Under state laws there are several criteria which define whether a place is of heritage significance.

The Adelaide City Council argues the circuit, which once hosted the Adelaide Grand Prix and then an Adelaide 500 Supercar fixture before it was cancelled by the Marshall Government, meets the criteria as it has “strong cultural or spiritual associations for the community or a group within it”.

But it has recommended that councillors defer nominating the circuit to the South Australian Heritage Council “pending further investigation”.

“A significant section of the community places a great deal of value on the motorsport track given its use over 34 years for, at first the Adelaide Grand Prix and then the Adelaide 500 super car event,” the report states.

“Noting that the Formula 1 circuit was some 0.8km longer than that used for the Adelaide 500 race, it is recommended that any nomination of the circuit for State Heritage listing be deferred.

“Any such nomination requires further consideration regarding the integrity of the remaining fabric of the street circuit.”

The report also highlights “implications for adjacent stakeholders and Council’s ability to undertake roadworks” as reasons not to rush nominating the circuit for heritage listing.

“It is recommended that, in the meantime, the story and significance of Park 16, including that component of the circuit (with reference to the circuit as a whole) continues to be told through the development of on-site interpretive signage,” it states.

The Marshall Government decided in 2020 to back advice from the SA Tourism Commission and not renew a contract to hold the Adelaide 500 event in a bid to “drive a new era of events” for South Australia.

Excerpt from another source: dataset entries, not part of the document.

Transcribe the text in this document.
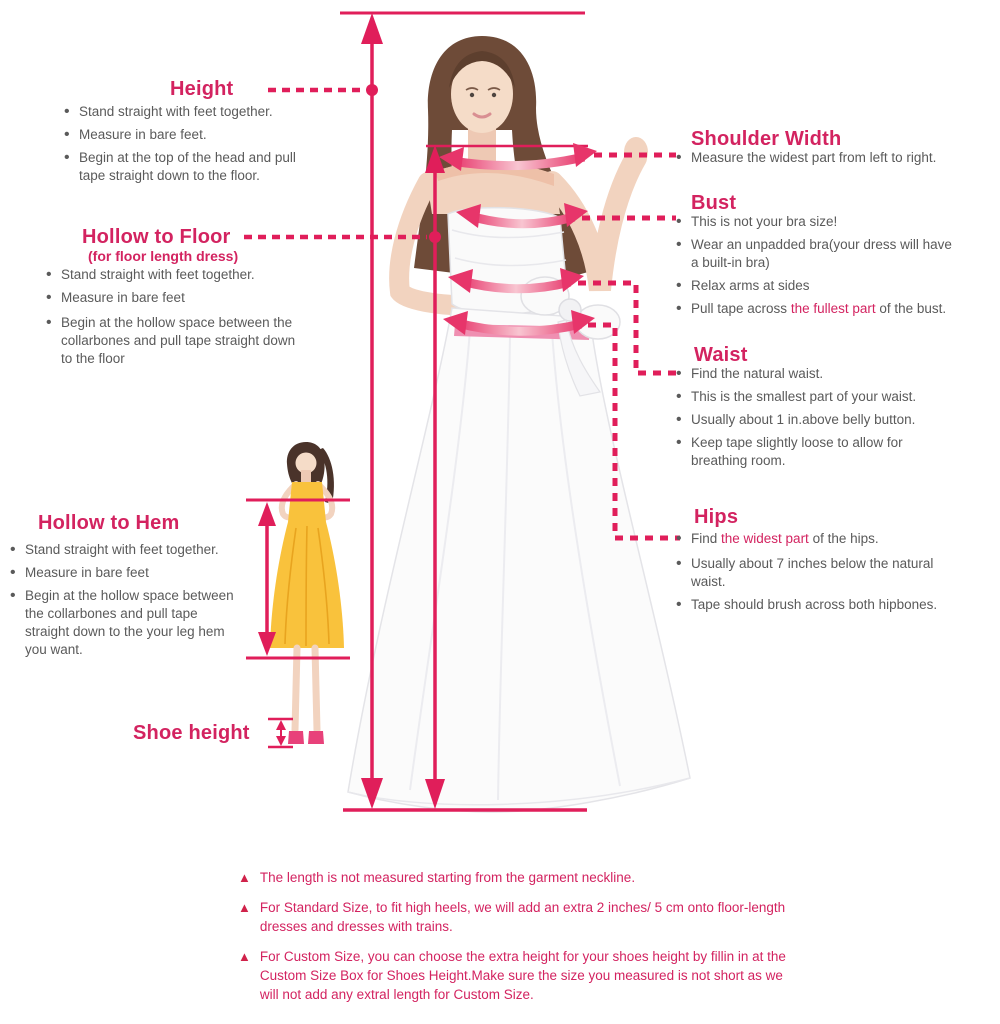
Height
•
Stand straight with feet together.
•
Measure in bare feet.
•
Begin at the top of the head and pull tape straight down to the floor.
Hollow to Floor
(for floor length dress)
•
Stand straight with feet together.
•
Measure in bare feet
•
Begin at the hollow space between the collarbones and pull tape straight down to the floor
Hollow to Hem
•
Stand straight with feet together.
•
Measure in bare feet
•
Begin at the hollow space between the collarbones and pull tape straight down to the your leg hem you want.
Shoe height
Shoulder Width
•
Measure the widest part from left to right.
Bust
•
This is not your bra size!
•
Wear an unpadded bra(your dress will have a built-in bra)
•
Relax arms at sides
•
Pull tape across the fullest part of the bust.
Waist
•
Find the natural waist.
•
This is the smallest part of your waist.
•
Usually about 1 in.above belly button.
•
Keep tape slightly loose to allow for breathing room.
Hips
•
Find the widest part of the hips.
•
Usually about 7 inches below the natural waist.
•
Tape should brush across both hipbones.
▲
The length is not measured starting from the garment neckline.
▲
For Standard Size, to fit high heels, we will add an extra 2 inches/ 5 cm onto floor-length dresses and dresses with trains.
▲
For Custom Size, you can choose the extra height for your shoes height by fillin in at the Custom Size Box for Shoes Height.Make sure the size you measured is not short as we will not add any extral length for Custom Size.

The Government argues that the race, which had been held in and around Victoria Park since 1999, was too costly and risky to run amidst the COVID-19 pandemic.

At its peak in 2008, the Adelaide 500 drew in a crowd of more than 291,000 people, but the SA Tourism Commission claims ticket sales diminished in later years.

Labor has pledged to bring the race back if it wins the March state election, despite moves by the SA Tourism Commission to sell-off the event’s infrastructure.

In October, a city residents’ group lobbied the council to remove large parts of the concrete and bitumen track at Victoria Park and plant more trees.

But councillors instead asked the council to provide two reports outlining landscaping options and the potential for heritage listing.

Victoria Park racecourse buildings, including the grandstand, eastern gates, turnstile building, kiosk and former Adelaide Racing Club offices are already listed on the state’s heritage register.